LE FIL

Vallée du Rhône

Opérateurs, attention à utiliser le nom "Rhône" selon les règles

Lundi 29 janvier 2018 par Juliette Cassagnes

Le thème principal de l'AG du syndicat général des Côtes du Rhône portait sur la protection du nom 'Rhône'
Le thème principal de l'AG du syndicat général des Côtes du Rhône portait sur la protection du nom 'Rhône' - crédit photo : SGV des Côtes du Rhône
Philippe Pellaton souhaite, à l'occasion de son nouveau mandat, passer à la vitesse supérieure s'agissant de la protection du nom « Rhône ». Trop de libertés ont été prises jusqu'à présent...

Le syndicat des Côtes-du-Rhône tenait son assemblée générale ce jeudi 25 janvier 2018. Son président, Philippe Pellaton, a annoncé son intention de renforcer la protection du nom « Rhône », utilisée à « tort et à travers ». Celui-ci fait, ces dernières années, de plus en plus l'objet d'usurpations. Un phénomène lié à l'amélioration de l'image véhiculée et la bonne dynamique commerciale des vins de la région : « Notre positionnement en valeur attire beaucoup plus de convoitises maintenant qu'il y a quelques années », constate le responsable professionnel.

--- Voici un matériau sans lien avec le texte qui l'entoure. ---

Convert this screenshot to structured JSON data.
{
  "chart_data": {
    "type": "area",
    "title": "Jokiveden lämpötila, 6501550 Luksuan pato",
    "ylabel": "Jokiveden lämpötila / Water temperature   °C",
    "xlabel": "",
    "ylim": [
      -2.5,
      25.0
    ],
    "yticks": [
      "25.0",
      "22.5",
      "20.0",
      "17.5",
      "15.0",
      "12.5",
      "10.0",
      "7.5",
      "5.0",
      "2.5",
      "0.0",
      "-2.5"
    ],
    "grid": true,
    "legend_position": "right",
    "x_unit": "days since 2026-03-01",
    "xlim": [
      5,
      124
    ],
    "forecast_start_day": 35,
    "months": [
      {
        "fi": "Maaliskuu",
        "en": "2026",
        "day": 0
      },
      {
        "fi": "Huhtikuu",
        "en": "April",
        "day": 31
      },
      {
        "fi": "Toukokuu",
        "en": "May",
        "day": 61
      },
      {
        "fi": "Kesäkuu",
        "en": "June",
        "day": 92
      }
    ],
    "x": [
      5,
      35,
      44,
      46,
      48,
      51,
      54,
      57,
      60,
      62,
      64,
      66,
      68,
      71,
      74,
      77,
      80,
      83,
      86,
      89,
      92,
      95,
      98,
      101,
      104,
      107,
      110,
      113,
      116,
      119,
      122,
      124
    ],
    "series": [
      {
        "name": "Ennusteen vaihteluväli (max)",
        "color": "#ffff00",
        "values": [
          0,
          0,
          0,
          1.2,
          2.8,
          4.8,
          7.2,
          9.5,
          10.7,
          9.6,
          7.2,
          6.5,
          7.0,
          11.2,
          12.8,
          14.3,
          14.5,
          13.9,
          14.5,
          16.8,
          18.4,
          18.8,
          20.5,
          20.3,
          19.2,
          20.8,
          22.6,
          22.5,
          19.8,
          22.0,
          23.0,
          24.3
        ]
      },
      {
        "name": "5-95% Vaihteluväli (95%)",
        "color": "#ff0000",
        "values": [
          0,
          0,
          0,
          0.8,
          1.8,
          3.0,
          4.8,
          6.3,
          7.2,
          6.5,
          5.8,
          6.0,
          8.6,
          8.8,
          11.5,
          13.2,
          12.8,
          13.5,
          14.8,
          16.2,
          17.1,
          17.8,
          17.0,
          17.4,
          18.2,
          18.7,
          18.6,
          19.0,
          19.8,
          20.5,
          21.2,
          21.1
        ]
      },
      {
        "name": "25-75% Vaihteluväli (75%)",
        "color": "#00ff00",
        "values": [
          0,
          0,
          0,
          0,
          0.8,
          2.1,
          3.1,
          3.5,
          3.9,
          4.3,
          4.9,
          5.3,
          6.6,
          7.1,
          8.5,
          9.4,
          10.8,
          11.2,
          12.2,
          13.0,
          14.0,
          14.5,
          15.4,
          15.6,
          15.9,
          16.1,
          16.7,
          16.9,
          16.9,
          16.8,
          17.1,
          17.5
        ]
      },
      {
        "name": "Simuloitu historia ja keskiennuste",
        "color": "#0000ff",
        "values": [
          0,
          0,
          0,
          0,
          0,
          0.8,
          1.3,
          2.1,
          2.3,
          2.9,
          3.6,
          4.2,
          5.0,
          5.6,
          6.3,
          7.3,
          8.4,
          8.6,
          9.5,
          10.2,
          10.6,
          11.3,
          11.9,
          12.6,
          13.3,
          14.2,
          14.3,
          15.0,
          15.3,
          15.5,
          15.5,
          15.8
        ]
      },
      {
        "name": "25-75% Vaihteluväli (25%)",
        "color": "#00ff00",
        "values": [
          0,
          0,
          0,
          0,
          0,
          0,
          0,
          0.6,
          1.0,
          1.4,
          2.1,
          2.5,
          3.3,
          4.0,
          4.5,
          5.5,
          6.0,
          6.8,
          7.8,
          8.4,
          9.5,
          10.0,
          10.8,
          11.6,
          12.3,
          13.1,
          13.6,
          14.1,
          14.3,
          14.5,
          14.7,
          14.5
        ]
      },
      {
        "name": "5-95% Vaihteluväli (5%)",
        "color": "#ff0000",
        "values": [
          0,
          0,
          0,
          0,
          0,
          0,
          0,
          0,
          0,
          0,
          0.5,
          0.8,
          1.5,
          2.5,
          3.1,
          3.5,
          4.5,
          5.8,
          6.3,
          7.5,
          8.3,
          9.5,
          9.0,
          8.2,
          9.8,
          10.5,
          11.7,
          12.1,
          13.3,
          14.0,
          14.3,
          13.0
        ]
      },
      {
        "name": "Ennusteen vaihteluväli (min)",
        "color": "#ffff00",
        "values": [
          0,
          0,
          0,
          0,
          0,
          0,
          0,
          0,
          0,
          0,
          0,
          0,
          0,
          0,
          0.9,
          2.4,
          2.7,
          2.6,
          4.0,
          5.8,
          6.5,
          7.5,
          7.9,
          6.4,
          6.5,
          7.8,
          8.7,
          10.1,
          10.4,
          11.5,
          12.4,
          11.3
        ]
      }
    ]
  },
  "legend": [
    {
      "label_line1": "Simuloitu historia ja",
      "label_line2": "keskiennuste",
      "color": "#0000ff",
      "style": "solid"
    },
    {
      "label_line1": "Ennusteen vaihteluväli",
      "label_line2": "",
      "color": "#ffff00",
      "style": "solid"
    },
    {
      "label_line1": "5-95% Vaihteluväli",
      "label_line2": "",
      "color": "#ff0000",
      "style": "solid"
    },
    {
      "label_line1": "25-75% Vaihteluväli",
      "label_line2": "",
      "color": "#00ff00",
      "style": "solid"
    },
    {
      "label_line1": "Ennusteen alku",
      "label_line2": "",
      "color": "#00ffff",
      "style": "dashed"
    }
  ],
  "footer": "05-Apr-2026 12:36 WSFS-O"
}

Les services marketing détournent le nom Rhône

De plus en plus d'opérateurs, sciemment ou non, détournent le nom Rhône pour le décliner en marque, ou l'utilise pour d'autres appellations que celle du Côtes-du-Rhône. A titre d'exemples (fictifs), un vin de France qui porterait la mention « Rhône Méditerranée », des marques comme « Rhône Excellence », « Rhône river » ou « Galets du Rhône » pour des vins qui ne sont pas en appellation Côtes-du-Rhône, ou encore l'utilisation de la mention « cru de la vallée du Rhône » pour un cru, qui est interdite... 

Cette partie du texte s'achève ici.